As if that isn't enough, operators are also losing faith in Nokia. Orange and O2 are, apparently, both "furious" at Nokia's plans to preload Skype on the upcoming N97. While some commentators venture that this may just be posturing by O2 which is obviously an iPhone house, just the fact that the operators are publicly lambasting Nokia is a sign of the times. Personally, I still struggle to see Skype on the handset as being a major threat to operator revenues, but it is definitely a sign of the wolves at the door for the operators.

So where now for Nokia? Well, the move into the music services play (again looking to play Apple at its own game) seems to be where they're heading. It has always been a battle of the brands between Nokia and the operators, but the battle for the subscribers' cash is also hotting up.

Sunday, March 01, 2009

WhyMAX?

WiMAX is fighting back.
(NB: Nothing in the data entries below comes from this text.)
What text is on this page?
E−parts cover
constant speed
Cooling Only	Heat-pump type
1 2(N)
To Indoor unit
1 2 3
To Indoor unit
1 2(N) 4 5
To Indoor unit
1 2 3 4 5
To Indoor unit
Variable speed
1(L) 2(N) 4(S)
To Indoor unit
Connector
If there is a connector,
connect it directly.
In-Stat has forecast that for at least the next few years, WiMAX will outpace LTE as fixed wireless operators come to market first with broadband services. Similarly, ZTE* has gone on record as predicting a WiMAX 'boom' in 2009, despite some of other major equipment vendors exiting the market.

That WiMAX will do better than LTE in 2009 is, of course, something of a truism. With the exception of Verizon which is ploughing on, operators are putting LTE roll-out plans on ice as the reality of the network build-out CAPEX hits home.

In-Stat reckons that HSPA+ will end up being WiMAX' biggest challenge ... and the same could be said of LTE. With Telstra already delivering 21Mbs and promising 42Mbs mobile broadband, the case for LTE from a pure speed perspective seems moot. OK, so the spectral efficiency of LTE means that ultimately, as mobile data traffic grows, they will have to migrate to LTE or else face diminishing returns as the cost of keeping the HSPA+ network at full throttle outweighs the revenue it enables... but at the moment, that's a problem of which operators can still only dream.